Un peu plus d'une semaine auparavant, la journaliste d'investigation Morgan Large avait découvert que sa voiture avait été sabotée, deux boulons ayant été retirés d'une roue. Cette action fait suite à une intrusion précédente dans les locaux de la station de radio où elle travaille en novembre 2020, à l'empoisonnement de son chien en janvier 2020, et à une série d'appels anonymes et de messages menaçants. Toutes ces attaques ont été signalées à la police.
La Fédération européenne des journalistes (FEJ) a condamné avec fermeté les menaces qui pèsent sur ces deux femmes journalistes et a exhorté le ministre français de l'Intérieur à « tout mettre en œuvre pour protéger immédiatement la vie de ces deux journalistes, deux jeunes femmes attaquées, menacées et violentées parce qu’elles n’ont rempli que leur mission d’informer ».
De même, la journaliste Claire Koç de France Télévisions a été confrontée à la haine, au harcèlement et à des menaces de mort depuis la publication de son livre en février 2021 intitulé Claire, le prénom de la honte. « Les extrémistes qui soutiennent Erdogan utilisent son livre comme prétexte pour des attaques coordonnées sur Internet », dénonce le Syndicat national des journalistes (SNJ) français.
Attaques violentes contre des journalistes
- Le 27 février 2021, le photographe du quotidien régional L'Union Christian Lantenois a été grièvement blessé alors qu'il couvrait les tensions dans le quartier de la Croix-Rouge à Reims. Le photographe a dû recevoir des soins intensifs après l'attaque, dont on ignore toujours les détails.Lantenois a repris connaissance le 30 mars 2021, mais il a cependant perdu une partie de sa mémoire. Deux hommes ont été arrêtés en lien avec l'attaque.
- Le 14 mars 2021, le blogueur azerbaïdjanais Mahammad Mirzali a été poignardé au moins seize fois et a ensuite été hospitalisé dans un état critique. Mirzali a fui l'Azerbaïdjan en 2016 pour échapper aux persécutions liées à son militantisme politique. On pense que l'attaque est une tentative visant à réduire au silence un blogueur qui traite de questions cruciales et dont la chaîne YouTube compte environ 265 000 abonnés.

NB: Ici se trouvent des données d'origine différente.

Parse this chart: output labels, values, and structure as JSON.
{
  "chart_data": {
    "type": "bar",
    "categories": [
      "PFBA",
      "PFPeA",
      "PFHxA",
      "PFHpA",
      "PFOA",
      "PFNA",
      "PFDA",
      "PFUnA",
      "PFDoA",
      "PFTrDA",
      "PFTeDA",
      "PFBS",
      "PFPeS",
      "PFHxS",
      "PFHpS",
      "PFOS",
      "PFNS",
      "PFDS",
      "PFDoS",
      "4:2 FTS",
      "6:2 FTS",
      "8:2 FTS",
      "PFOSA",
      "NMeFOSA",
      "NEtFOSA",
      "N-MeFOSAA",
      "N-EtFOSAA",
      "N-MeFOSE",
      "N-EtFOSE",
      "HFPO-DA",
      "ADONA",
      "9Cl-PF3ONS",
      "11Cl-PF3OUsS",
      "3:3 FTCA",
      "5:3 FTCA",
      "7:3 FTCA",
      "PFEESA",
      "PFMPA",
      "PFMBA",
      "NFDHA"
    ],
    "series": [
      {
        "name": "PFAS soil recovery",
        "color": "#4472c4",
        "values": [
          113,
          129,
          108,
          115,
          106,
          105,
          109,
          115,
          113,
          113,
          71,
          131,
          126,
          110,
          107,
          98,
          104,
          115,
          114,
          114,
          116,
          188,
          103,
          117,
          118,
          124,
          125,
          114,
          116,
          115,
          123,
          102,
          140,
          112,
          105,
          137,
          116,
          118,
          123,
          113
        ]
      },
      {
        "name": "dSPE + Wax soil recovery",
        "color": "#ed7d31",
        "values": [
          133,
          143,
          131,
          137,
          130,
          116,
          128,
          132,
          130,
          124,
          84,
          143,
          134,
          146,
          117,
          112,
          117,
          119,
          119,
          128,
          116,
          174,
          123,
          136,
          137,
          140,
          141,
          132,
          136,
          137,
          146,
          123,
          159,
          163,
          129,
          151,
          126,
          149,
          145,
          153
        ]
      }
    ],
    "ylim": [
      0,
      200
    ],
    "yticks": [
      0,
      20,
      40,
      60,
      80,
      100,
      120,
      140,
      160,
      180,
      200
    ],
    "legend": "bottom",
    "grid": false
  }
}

Communiqué de l’intersyndicale @UnionArdennais 👇🏽
« Notre collègue Christian Lantenois est entre la vie et la mort. Il a été lâchement agressé par un ou des individus alors qu’il était en reportage dans le quartier Croix-Rouge de Reims, samedi après-midi. C’est révoltant. 1/5 pic.twitter.com/ay1epx4DdT
— SNJ-CGT (rejoignez-nous ! ✊🏽) (@SnjCgt) February 28, 2021
- Le 27 mars 2021, une journaliste de France 3 a été violemment agressée alors qu'elle s'apprêtait à réaliser une interview sur un marché des Vans (Ardèche), où devait se tenir une manifestation contre les mesures destinées à combattre la COVID-19. Les faits se sont produits lorsqu'un homme s'est approché et a crié : « Vous n'avez pas honte de leur répondre ? ». Ensuite il a commencé à taper la caméra. La journaliste a souffert de blessures au nez et au menton. La police a arrêté l'auteur de l'agression.